Consumer pessimism at current levels last showed up during recessions like 2008 and the early 1980s. The gap between sentiment and economic data also looks like a typical pre-recession signal.

American consumers have NEVER been this pessimistic about the economy:

The University of Michigan Consumer Sentiment Index fell to 49.8 in April, the lowest reading EVER in over 70 years of polling, with declines occurring across all income levels, ages, and political affiliations.

This comes as gasoline prices posted the largest monthly jump in pump prices in both dollar and percentage terms on record, while high-profile layoffs and tariff uncertainty continue to weigh on household confidence.

Furthermore, 64% of consumers now expect unemployment to rise over the next 12 months, up from 32% in June 2022, a level that has historically never been seen outside of an actual recession.

Concerningly, if enough consumers hold back on spending, those individual choices can ripple through the economy and turn a sentiment recession into a real one.

The data says no recession. Most Americans say the opposite.

So many are confused by the huge gap between soft data (survey results) like the U of Michigan data below and objective economic metrics (GDP, Labor, etc). My advice, don’t fade the sentiment data. It represents real economic pain currently being experienced by many Americans.

There are two primary reasons for the historic discrepancy in the different data. Record fiscal stimulus continues to prop up headline GDP and employment numbers, while the proliferation of gig economy jobs is helping to keep official unemployment low even as real household pain persists.

The US federal deficit is currently running at around 6% of GDP, well above the long term historical average of 3.8%. Federal spending is 23% of GDP (which doesn’t include spending by state and local governments).

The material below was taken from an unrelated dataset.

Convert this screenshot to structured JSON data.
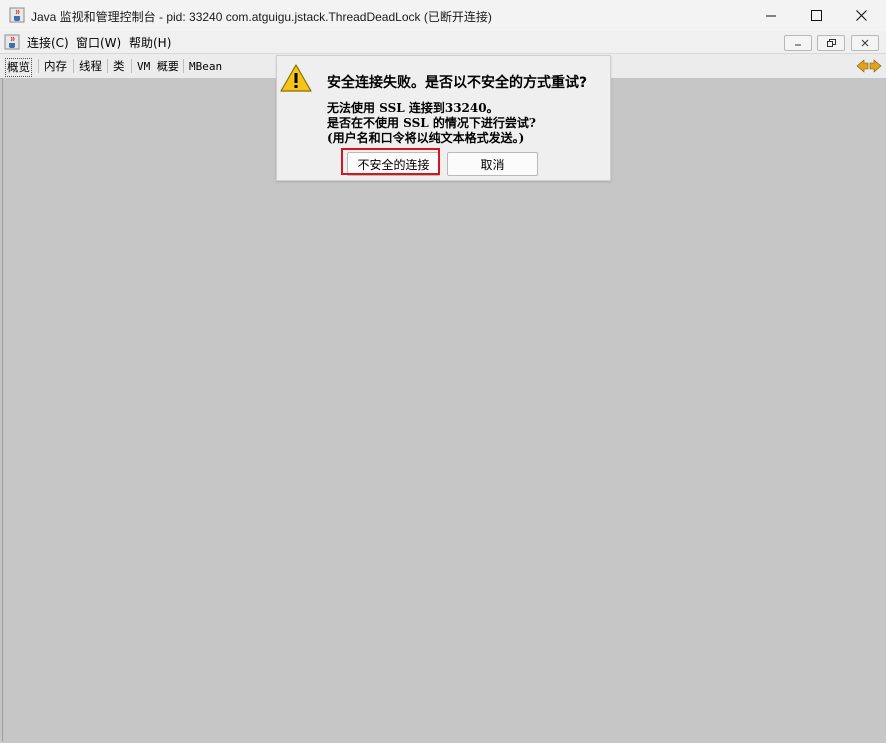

Gig work has exploded. Approximately 76 million Americans (about 36% of the workforce) participated in freelance/gig work in 2025, with projections nearing 50% by 2027.

Aggregate GDP and jobs numbers seemingly look respectable, but the real life experience for a large chunk of American households is much rougher. Consumer sentiment surveys are capturing that gap better than the smoothed official metrics right now.